2. The method of claim 1 wherein step(c) further comprising: i.
processing the time-series data to compute dynamic model
parameters; and ii. combining, in the Kalman filter, the dynamic
model parameters and a new measurement of the compressor parameter
to produce a filtered estimate.
3. The method of claim 2 further comprising: iii. computing a
standard deviation of difference between the filtered estimate and
the new measurement to produce stall precursors.
4. The method of claim 3 wherein said corrective actions are
initiated by varying operating line parameters.
5. The method of claim 4 wherein said operating line parameters are
set to a near threshold value.
6. The method of claim 3 wherein said corrective actions include
reducing the loading on the compressor.
7. An apparatus for monitoring the health of a compressor,
comprising: at least one sensor operatively coupled to the
compressor for monitoring at least one compressor parameter; a
processor system, embodying a Kalman filter, operatively coupled to
said at least one sensor, said processor system computing stall
precursors; a comparator that compares the stall precursors with
predetermined baseline data; and a controller operatively coupled
to the comparator, said controller initiating corrective actions to
prevent a compressor surge and stall if the stall precursors
deviate from the baseline data, said baseline data representing
predetermined level of compressor operability.
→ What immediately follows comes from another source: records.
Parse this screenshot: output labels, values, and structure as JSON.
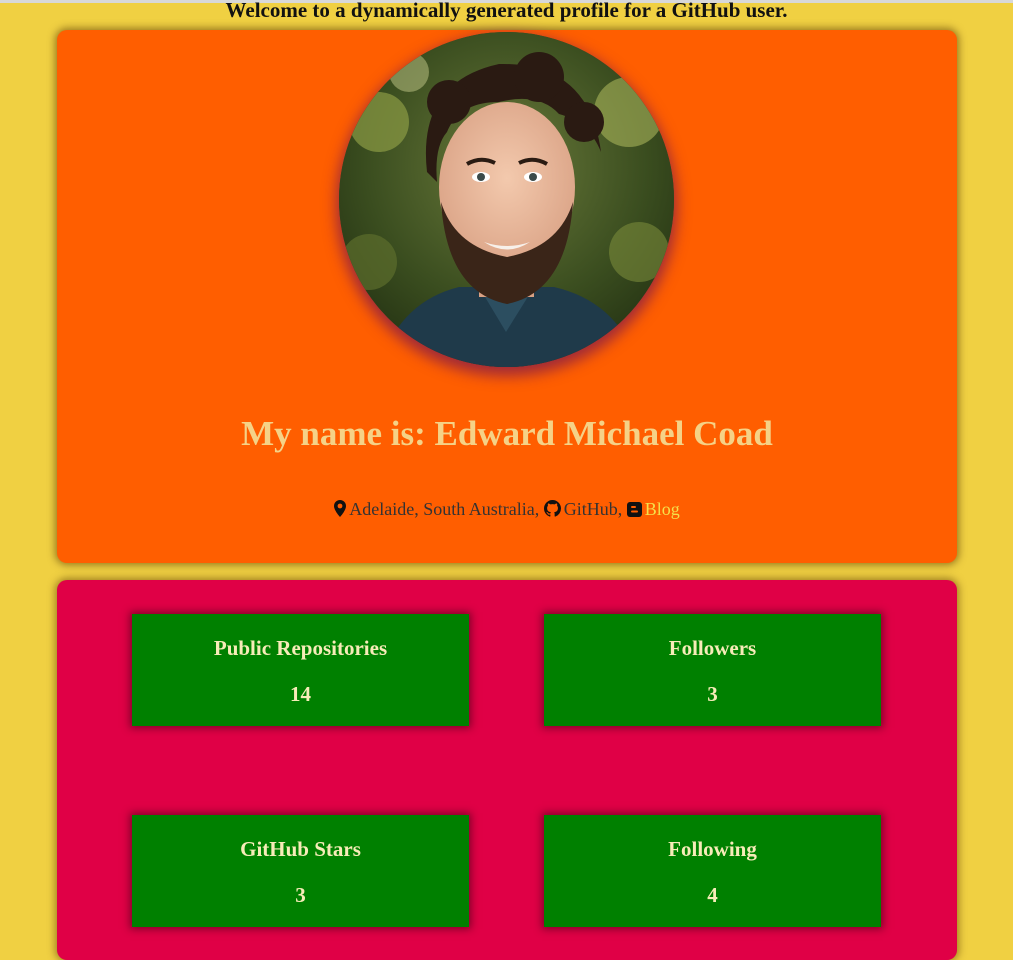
{
  "header": {
    "welcome_text": "Welcome to a dynamically generated profile for a GitHub user."
  },
  "profile": {
    "avatar_alt": "profile photo",
    "name_heading": "My name is: Edward Michael Coad",
    "location": "Adelaide, South Australia,",
    "github_label": "GitHub,",
    "blog_label": "Blog",
    "icons": {
      "location": "map-marker-icon",
      "github": "github-icon",
      "blog": "blogger-icon"
    }
  },
  "stats": [
    {
      "label": "Public Repositories",
      "value": "14"
    },
    {
      "label": "Followers",
      "value": "3"
    },
    {
      "label": "GitHub Stars",
      "value": "3"
    },
    {
      "label": "Following",
      "value": "4"
    }
  ],
  "colors": {
    "page_background": "#f0d042",
    "profile_card": "#ff5e00",
    "stats_card": "#e00046",
    "stat_box": "#008000",
    "heading_text": "#f5d287",
    "blog_link": "#f5e04a"
  }
}
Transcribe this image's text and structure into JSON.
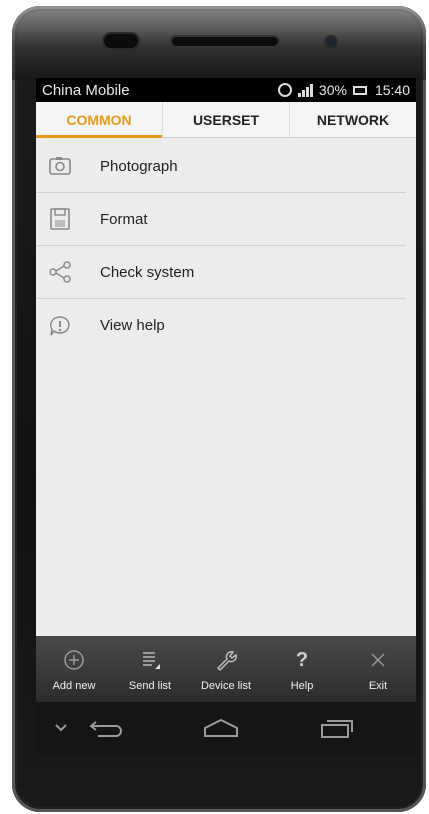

8. The apparatus of claim 7 further comprises: an analog-to-digital
(A/D) converter operatively coupled to said at least one sensor for
sampling and digitizing input data from said at least one sensor; a
calibration system coupled to said A/D converter, said calibration
system performing time-series analysis (t,x) on the monitored
parameter to compute dynamic model parameters; and a look-up-table
(LUT) with memory for storing known sets of compressor data
including corresponding stall measure data.
9. The apparatus of claim 7 wherein the corrective actions are
initiated by varying operating limit line parameters.
10. The apparatus of claim 9 wherein said operating limit line
parameters are set to a near threshold value.
11. In a gas turbine of the type having a compressor, a combustor,
a method for monitoring the health of a compressor comprising: (a)
monitoring at least one compressor parameter; (b) analyzing the
monitored parameter to obtain time-series data; (c) processing the
time-series data using a Kalman filter to determine stall
precursors; (d) comparing the stall precursors with predetermined
baseline values to identify compressor degradation; (e) performing
corrective actions to mitigate compressor degradation to maintain a
pre-selected level of compressor operability; and (f) iterating
said corrective action performing step until the monitored
compressor parameter lies within predetermined threshold.
12. The method of claim 11 wherein step(c) further comprising: i.
processing the time-series data to compute dynamic model
parameters; and ii. combining, in the Kalman filter, the dynamic
model parameters and a new measurement of the compressor parameter
to produce a filtered estimate.
13. The method of claim 12 further comprising: iii. computing a
standard deviation of difference between the filtered estimate and
the new measurement to produce stall precursors.
14. The method of claim 11 wherein the corrective actions are
initiated by varying operating line parameters.
15. The method of claim 14 wherein the corrective actions further
include varying the loading on the compressor.
16. The method of claim 14, wherein said operating line parameters
are set to a near threshold value.
17. An apparatus for monitoring and controlling the health of a
compressor, comprising: means for measuring at least one compressor
parameter; means for computing stall measures; means for comparing
the stall measures with predetermined baseline values; and means
for initiating corrective actions if the stall measures deviate
from said baseline values.
18. The apparatus of claim 17 wherein said means for computing
stall measures embodies a Kalman filter.
19. The apparatus of claim 17 wherein the corrective actions are
initiated by varying operating limit line parameters.
20. The apparatus of claim 19 wherein said operating limit line
parameters are set to a near threshold value.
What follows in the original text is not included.